1. Sentences by the Special Court in the first years after its establishment had a strongly intimidating effect. Prompt and severe punishment by the Special Court was dreaded. Moreover it was considered particularly shameful to have been sentenced by the Special Court. Since the focus of the entire system of criminal justice shifted in the meantime from the ordinary courts (local courts, criminal sections of district courts) to the Special Courts, a certain watering down of the original conception of the Special Courts could not be entirely avoided. Today the Special Courts basically are to be considered merely as special divisions of the criminal courts, their verdicts no longer having that full intimidating effect they had before. The only essential difference from ordinary criminal jurisdiction is left in the fact that there is no legal appeal remedy against verdicts of Special Courts. The standing of Special Courts suffered from their having to deal with comparatively small offenses such as small scale illegal slaughtering, unauthorized fishing by a Pole, and the like.
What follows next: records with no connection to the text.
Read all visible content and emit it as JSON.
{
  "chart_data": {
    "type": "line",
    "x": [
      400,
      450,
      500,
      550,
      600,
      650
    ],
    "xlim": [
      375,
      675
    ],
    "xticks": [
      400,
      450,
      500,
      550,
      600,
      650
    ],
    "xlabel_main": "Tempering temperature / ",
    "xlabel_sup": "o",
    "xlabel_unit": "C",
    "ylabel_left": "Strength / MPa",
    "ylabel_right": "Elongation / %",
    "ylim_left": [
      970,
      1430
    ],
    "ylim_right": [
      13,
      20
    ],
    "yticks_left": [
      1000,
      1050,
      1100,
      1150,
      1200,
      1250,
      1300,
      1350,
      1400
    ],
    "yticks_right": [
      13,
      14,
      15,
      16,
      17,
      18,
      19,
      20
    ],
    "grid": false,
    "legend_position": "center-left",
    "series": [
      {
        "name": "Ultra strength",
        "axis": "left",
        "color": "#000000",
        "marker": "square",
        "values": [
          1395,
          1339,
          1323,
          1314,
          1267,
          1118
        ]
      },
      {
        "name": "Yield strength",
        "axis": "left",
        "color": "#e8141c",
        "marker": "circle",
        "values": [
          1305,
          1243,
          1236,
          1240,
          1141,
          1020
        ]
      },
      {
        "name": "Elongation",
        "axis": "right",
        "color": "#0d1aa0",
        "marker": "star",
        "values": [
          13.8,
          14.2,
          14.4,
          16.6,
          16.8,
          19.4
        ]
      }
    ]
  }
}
2. The concentration of jurisdiction in political and other most important criminal cases led at first to an essentially homogenous and coherent jurisdiction. The establishment of new chambers in the Special Courts and the increase of these courts tends to endanger this homogenousness. Since the verdicts of Special Courts were not regularly but rather casually published in the press, and since equalizing measures were taken only recently, the jurisdiction of the Special Courts, even of the individual chambers of one Special Court, developed partly in a very different manner. The first chamber of one Special Court, for instance, is reported to have punished the theft of some items from a collection of textiles as the deed of a people’s enemy with 4 years of penitentiary, while the second chamber of the same Special Court in a very similar case imposed a sentence of only 8 months.

3. The strong increase of the number of Special Courts had brought about that, due to the scarcity of apt candidates, the selection of judges officiating in these courts could no longer be carried through as carefully as it was done in the first years. While, in principle, only professionally and in particular politically highly qualified judges were supposed to work in Special Courts, the increase of positions made it necessary to draft judges frequently from criminal courts and civil sections who hardly were up to the required standards. Quite a number of judges in the Special Court are not even members of the Party.

4. Due to the development of the Special Courts, the ordinary criminal courts, especially the criminal court sections, have undergone an extreme decline in importance. While Special Courts are overburdened with work, some criminal court sections have hardly as much to do as they had in peacetime. Furthermore, the latter now having only to deal with trifling transgressions, they are gradually becoming less familiar with severe cases. It is reported that the prosecution now shows a tendency to bring many cases before the Special Courts which actually do not belong to their jurisdiction. On the one hand this is due to the prosecutors having greater confidence in the Special Courts, on the other to the fact that thus a delay of the execution of the sentence through appeal is made impossible.

5. The permanent overburdening of the Special Courts had led in some districts to a gradual vanishing of their particular advantage, their rapid sentencing. The Special Courts are said to proceed with such delay that at times the prison term imposed by the court is already absorbed by the custody preceding trial.

II

It may be stressed that said development of the Special Court jurisdiction is undesirable. In the interest of a rapid and severe punishment of the really outstanding crimes and transgressions it should be attempted to maintain the character of the Special Courts as “Courts Martial of the Home Front” [Standgerichte der Inneren Front].